スキル〖魅了無効〗を獲得しましたが、甘い言葉に溺れたい〜溺愛?何それ、美味しいの?〜
「今マスターが帰ってきて、新しい魔法が上手く使えたと報告がありました。ちゃんと完成した形で発動が出来たそうですよ。ただ、少々お疲れのようで無愛想に磨きが掛かっていましたけど」
「そう……魔法完成したんだね」
「はい。これもルフィア様のお陰です!」
ああ……そっか。
私の役目が今回の戦いで成果を成して、終わりを迎えたんだ。
魔法が完成したら婚約は解消されるんだから、先程のレイの反応も無理もない。
これまでのように私に優しくする義理はないんだもの。
何かが崩れていく音がして、もう自分を保っていられる自信がなかった。
「ラジールくん護衛ありがとう。ユツィーももう今日は一人で居たいから……じゃあ」
二人の反応を待つことなく脇目も振らずに、その場から駆け出した。
どこに行っても私の居場所はないけれど、二人の前でいつもの私でいられない気がした。
せっかく仲良くなれたと思っていたのに、自分のせいで関係を台無しにはしたくなかった。

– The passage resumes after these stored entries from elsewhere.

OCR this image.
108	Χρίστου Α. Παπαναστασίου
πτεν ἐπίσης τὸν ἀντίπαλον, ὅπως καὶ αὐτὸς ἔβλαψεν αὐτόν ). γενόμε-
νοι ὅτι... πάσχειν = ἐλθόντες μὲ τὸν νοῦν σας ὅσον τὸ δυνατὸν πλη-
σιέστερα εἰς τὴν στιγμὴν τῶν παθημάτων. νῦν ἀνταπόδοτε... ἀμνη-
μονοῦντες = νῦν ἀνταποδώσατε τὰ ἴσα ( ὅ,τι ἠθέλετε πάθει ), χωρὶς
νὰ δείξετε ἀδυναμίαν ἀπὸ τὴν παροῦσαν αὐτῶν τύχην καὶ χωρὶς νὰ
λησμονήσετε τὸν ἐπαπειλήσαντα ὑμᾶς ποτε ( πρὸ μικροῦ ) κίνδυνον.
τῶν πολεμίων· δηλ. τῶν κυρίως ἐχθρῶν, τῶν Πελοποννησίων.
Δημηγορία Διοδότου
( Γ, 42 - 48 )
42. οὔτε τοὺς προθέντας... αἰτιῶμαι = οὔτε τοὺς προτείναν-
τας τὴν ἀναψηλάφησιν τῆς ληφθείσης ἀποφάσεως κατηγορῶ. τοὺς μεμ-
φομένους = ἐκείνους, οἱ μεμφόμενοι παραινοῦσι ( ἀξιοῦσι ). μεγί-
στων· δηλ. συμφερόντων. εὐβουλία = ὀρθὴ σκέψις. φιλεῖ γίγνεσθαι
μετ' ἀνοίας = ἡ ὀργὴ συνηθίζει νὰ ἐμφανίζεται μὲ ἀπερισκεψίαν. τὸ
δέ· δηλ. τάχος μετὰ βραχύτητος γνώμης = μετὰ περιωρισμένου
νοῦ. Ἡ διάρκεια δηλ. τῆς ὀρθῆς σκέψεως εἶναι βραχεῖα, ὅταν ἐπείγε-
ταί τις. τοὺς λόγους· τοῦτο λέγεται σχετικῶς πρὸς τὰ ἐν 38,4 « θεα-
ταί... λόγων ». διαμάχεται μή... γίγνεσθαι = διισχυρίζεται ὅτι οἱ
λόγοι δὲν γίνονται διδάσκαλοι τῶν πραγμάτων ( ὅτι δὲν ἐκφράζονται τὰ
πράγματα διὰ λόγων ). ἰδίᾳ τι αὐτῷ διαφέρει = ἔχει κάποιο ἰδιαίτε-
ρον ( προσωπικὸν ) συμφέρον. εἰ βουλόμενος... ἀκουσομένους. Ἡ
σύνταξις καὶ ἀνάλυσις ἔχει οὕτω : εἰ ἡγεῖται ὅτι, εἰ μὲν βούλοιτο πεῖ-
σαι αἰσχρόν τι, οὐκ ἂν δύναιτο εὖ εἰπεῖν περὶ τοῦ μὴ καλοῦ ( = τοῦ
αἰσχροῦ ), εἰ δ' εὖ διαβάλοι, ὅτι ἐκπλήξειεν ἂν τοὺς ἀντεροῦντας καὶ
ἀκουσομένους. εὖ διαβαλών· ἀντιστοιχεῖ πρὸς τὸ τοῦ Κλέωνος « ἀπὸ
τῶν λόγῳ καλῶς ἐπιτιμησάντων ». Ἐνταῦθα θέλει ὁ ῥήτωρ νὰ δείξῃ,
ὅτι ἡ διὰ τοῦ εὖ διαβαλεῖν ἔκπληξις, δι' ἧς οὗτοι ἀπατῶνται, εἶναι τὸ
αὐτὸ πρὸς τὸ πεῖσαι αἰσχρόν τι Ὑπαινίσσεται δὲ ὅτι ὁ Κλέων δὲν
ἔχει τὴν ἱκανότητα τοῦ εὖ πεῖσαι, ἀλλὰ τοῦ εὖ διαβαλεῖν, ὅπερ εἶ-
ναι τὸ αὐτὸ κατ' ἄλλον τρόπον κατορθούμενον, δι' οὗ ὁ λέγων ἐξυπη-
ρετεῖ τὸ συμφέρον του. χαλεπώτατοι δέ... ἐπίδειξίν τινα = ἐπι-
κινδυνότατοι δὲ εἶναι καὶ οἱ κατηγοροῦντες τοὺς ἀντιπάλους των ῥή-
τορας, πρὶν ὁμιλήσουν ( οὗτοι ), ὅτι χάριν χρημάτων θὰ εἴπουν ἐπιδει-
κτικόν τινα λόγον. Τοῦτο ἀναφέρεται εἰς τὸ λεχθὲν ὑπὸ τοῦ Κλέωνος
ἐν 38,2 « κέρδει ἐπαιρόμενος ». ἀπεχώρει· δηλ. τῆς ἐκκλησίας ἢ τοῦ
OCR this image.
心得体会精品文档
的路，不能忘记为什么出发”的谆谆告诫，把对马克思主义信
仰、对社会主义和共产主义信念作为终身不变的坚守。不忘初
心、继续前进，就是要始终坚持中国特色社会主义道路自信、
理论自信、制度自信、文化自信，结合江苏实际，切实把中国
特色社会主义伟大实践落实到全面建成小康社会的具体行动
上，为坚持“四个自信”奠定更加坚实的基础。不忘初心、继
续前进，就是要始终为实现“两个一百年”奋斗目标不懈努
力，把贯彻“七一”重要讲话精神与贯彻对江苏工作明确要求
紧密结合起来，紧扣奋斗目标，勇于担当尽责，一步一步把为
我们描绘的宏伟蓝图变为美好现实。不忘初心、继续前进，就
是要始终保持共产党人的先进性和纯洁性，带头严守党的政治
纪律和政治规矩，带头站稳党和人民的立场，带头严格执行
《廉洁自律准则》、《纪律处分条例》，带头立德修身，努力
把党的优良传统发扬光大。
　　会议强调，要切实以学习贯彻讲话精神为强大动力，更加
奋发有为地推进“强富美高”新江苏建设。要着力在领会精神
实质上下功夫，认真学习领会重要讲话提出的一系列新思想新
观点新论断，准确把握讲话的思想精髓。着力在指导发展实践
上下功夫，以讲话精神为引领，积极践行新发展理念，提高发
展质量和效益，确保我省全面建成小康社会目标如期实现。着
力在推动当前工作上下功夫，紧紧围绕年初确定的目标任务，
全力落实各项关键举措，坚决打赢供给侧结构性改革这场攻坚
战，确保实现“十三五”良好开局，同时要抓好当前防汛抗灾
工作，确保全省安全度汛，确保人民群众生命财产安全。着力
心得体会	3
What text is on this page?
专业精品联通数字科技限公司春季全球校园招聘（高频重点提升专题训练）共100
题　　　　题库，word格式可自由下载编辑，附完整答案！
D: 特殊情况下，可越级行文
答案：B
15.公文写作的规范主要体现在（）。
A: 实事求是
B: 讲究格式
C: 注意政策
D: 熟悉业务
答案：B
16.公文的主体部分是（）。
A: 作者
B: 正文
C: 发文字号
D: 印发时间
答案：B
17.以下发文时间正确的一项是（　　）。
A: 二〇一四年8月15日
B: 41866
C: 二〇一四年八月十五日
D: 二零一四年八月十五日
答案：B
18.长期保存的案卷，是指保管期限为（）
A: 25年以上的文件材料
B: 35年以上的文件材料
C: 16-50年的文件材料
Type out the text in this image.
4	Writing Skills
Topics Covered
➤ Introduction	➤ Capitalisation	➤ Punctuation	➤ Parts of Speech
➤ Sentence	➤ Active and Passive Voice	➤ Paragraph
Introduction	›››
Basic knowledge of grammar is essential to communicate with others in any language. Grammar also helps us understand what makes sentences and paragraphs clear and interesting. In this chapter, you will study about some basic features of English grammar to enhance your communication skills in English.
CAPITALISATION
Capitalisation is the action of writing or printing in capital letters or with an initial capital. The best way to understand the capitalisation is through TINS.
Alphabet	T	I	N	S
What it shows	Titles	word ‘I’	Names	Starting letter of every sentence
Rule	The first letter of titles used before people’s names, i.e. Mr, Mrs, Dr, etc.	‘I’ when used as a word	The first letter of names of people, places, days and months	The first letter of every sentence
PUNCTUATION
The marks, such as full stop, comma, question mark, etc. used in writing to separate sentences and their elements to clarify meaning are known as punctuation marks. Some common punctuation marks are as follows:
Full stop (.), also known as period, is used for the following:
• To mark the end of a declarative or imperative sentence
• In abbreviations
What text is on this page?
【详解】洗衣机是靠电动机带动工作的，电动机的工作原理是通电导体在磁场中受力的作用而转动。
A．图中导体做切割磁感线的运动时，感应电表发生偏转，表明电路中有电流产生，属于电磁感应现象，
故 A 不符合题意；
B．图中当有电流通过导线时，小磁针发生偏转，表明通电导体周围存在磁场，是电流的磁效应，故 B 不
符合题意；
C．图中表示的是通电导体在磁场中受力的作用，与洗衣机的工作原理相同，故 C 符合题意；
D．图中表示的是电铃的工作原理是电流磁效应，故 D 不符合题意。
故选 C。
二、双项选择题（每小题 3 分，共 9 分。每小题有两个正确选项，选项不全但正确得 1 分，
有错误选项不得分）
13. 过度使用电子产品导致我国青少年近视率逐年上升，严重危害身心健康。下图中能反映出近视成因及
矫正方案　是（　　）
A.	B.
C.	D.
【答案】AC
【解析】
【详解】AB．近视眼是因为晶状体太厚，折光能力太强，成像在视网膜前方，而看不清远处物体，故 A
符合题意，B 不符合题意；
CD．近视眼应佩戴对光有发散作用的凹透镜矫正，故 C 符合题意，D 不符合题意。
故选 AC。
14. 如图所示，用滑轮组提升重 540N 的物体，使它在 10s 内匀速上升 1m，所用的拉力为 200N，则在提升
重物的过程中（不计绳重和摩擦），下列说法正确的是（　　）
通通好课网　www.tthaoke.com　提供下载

熱くなってきた目頭をどうにか抑えて、月明かりだけを頼りに城の奥へと足を動かしていく。
「……やっぱり私って、愛されることはないのかな」
ふいな疑問を独りごちるけれど、誰も答えてはくれない。
誰かに一途に愛されたい……その願いは叶わない。
なんでこんなにも切ないのか、よく分からない。
ただ辛い感情が私の心を蝕んでいって、ズタズタに引き裂かれていくのをただじっと我慢する事で精一杯だ。
今にも零れそうになる涙を拭って、人の気配のない城の奥へと進むことしか出来なかった。